Imho it should be avoided to buy ‘treated’ plants at all costs because its not only unhealthy for our chickens but unhealthy for other birds and wildlife too. For insects it’s even deadly. And higher up in the food chain wildlife gets sick and vulnerable too dye because of this

Translated paragraph from a article in a Dutch bird protection organisation:
It has previously been shown that the use of neonicotinoids is very harmful to insects that serve as food for insect-eating birds, such as reed warblers. The University of Groningen recently discovered that the livers of young godwits contained as many as 49 harmful substances. “A poison cocktail of pesticides and neonicotinoids, among other things,” the researchers said.

Many people don’t realise the impact of pesticides. I even read a story of someone who bought lawn/grass rolls for inside the chicken run to please the chickens. The trouble with these poisons is that it gives no immediate reaction but it damages health in the long term.
It's not just chemicals that can come into the garden in/on potted plants; they can introduce non-native fungi (and other microbiota, like nematodes) into the ground where they're planted too. Short but sweet student paper on this here
https://medium.com/student-conserva...e-and-nonnative-invasive-species-542ce2fcf2ad
 
To bring the thread back on track, and in particular remind readers that ultra processed foods are associated with poor health outcomes, some more little quote and examples from Spector:

p.27 changing the matrix of the nuts, from whole almonds to powdered almonds, for example, by crushing and destroying their structure, changes both the blood lipid levels and energy levels six hours after eating from the same amount of whole almonds… this shows how the different forms in which they are eaten have crucial health consequences but aren’t reflected in their calories or fat levels... p.32 eat foods in their whole, natural form to maintain the optimal matrix... p.59 In a traditional market we can see, smell and touch the food itself instead of having to trust the labels on the packet.
I've been reading this thread yesterday and today. I find it interesting and thought provoking. I don't find the "off topic" annoying. I rather like them. But it's just me.

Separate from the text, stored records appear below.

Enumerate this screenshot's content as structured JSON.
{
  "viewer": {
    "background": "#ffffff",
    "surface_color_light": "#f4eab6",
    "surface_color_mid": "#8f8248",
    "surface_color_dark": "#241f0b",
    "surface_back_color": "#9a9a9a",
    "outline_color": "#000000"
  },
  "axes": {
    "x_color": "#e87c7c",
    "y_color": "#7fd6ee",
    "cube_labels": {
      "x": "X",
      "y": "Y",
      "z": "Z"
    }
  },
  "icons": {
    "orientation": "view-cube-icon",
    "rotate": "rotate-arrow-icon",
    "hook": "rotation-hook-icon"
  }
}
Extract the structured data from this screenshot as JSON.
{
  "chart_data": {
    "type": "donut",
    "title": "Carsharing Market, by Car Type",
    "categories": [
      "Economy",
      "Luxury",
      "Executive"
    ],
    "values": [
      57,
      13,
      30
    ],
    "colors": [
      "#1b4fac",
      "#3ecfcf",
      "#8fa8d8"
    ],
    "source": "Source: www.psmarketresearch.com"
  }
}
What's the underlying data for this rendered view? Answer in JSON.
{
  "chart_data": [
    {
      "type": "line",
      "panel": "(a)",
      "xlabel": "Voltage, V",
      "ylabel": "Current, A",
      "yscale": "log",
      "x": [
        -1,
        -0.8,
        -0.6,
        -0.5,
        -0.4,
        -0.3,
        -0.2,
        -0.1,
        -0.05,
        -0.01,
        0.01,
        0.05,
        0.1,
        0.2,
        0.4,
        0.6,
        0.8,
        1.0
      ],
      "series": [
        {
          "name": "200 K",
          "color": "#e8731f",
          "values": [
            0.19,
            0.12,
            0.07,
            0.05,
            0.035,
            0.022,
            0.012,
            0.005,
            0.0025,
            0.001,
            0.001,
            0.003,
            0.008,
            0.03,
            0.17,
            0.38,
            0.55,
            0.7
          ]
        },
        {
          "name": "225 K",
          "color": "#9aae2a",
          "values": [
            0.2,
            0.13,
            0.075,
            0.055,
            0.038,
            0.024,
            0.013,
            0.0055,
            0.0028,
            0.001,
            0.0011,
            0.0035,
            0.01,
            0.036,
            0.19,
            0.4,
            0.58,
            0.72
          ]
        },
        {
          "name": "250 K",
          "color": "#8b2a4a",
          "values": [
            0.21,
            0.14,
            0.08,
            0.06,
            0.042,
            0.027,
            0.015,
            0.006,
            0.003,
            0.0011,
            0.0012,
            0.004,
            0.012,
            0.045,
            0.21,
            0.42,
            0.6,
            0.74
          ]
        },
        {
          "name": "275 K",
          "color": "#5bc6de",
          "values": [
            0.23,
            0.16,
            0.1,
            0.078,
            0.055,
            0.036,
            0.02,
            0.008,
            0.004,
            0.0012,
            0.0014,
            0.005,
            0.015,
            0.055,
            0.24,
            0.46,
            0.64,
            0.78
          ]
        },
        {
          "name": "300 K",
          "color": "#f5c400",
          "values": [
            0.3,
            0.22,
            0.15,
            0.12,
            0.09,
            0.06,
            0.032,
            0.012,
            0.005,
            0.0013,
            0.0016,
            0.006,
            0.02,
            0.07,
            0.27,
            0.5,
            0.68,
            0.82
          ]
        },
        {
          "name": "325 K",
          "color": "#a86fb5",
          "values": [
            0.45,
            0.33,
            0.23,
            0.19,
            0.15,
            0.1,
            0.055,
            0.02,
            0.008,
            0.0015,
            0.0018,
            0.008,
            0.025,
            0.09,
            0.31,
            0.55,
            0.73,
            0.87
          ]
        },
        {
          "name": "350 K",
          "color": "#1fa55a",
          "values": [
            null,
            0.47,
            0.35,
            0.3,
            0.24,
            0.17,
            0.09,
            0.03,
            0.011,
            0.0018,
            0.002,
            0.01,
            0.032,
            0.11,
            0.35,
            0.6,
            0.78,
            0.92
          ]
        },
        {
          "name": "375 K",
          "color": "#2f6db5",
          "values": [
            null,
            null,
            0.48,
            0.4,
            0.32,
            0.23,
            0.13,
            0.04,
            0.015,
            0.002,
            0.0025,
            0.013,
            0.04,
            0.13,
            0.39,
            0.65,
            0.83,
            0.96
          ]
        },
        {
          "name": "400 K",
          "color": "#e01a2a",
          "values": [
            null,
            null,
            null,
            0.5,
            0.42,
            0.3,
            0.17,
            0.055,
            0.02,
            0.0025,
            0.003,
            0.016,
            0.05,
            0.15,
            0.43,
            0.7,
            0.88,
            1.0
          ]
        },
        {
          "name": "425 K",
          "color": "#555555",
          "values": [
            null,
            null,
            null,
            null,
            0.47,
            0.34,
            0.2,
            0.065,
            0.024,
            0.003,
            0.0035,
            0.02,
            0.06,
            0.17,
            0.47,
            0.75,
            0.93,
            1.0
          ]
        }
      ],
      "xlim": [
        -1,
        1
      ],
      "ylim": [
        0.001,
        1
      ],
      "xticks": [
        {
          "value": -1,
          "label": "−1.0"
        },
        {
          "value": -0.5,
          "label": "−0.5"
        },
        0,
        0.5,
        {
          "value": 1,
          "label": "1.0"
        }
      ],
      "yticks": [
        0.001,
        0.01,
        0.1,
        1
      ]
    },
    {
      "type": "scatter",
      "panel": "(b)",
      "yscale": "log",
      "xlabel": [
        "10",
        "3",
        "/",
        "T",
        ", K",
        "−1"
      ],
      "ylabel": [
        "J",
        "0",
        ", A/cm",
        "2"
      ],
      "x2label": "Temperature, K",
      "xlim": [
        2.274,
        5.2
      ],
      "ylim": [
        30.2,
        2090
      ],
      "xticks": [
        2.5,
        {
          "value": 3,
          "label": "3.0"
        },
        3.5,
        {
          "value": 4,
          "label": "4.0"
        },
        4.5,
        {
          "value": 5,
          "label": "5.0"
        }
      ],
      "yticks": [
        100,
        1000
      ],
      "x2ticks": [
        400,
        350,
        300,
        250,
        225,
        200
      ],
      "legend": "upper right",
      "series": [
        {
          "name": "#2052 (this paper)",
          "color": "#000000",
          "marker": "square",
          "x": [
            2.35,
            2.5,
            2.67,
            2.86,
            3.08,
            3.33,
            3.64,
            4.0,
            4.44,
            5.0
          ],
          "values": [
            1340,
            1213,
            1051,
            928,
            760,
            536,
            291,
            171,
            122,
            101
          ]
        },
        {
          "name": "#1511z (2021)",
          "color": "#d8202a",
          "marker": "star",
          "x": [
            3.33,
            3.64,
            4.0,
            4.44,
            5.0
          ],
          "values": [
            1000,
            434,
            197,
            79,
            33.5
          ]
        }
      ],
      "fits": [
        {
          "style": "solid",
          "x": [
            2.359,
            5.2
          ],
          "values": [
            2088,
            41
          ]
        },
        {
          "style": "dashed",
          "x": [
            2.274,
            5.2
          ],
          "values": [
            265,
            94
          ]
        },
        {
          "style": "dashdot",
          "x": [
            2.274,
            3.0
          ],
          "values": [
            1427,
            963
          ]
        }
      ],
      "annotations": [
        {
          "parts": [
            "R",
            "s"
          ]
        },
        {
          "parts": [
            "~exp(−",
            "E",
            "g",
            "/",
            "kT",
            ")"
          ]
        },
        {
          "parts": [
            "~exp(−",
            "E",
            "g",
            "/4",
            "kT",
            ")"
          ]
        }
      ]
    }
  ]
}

But I just have to laugh out loud now because this is like the 7th time you say "to bring the thread back on track".:lau:lau
 
Research published just yesterday (having been conducted over 184 countries over 28 years) links Type 2 diabetes with 3 dietary issues:
1. insufficient whole grain consumption
2. excess refined rice and wheat consumption, and
3. excess processed meat consumption.

https://www.nature.com/articles/s41591-023-02278-8

It is not just a matter of what we eat (or feed our chickens) but how processed, or not, that food (or feed) is.
Oh snap. I love my white rice, guess I will work on adding more whole grains... :confused:
 
I don't find the "off topic" annoying. I rather like them.
I don't mind 'off topic' if it's related and has some substance.

But I find idle chatter as rude here as in the cinema or theatre, and I try to shut down ignorant or unsubstantiated assertion, because both put other people off - people who come here for information and advice, and who give up on a thread because they get fed up of the dross - as Shadrach did (and then said he came to regret it because he missed some good stuff!). Real contributions develop the readers' knowledge and understanding, and provide more useful information or anecdotal evidence. So I think there is value in trying to keep it focussed, even if it sometimes requires more patience than I possess :p

I'm glad you're finding it interesting and thought-provoking.
 
Oh snap. I love my white rice, guess I will work on adding more whole grains... :confused:
What is true for most people doesnt apply to everyone.

Some of the general advice is certainly not working and not healthy for everyone. But in research this ‘groups’ or rather individuals are often expelled and are not seen in the outcomes, and not listened to by the general health services.

Would be interesting to know how many people (mice, investigations) are expelled because of outcomes that aren’t scientifically valuable.

I know for certain that research that gives unwanted outcomes goes too often in the garbage because the industry that paid for it, doesn’t want to go pjblic with it.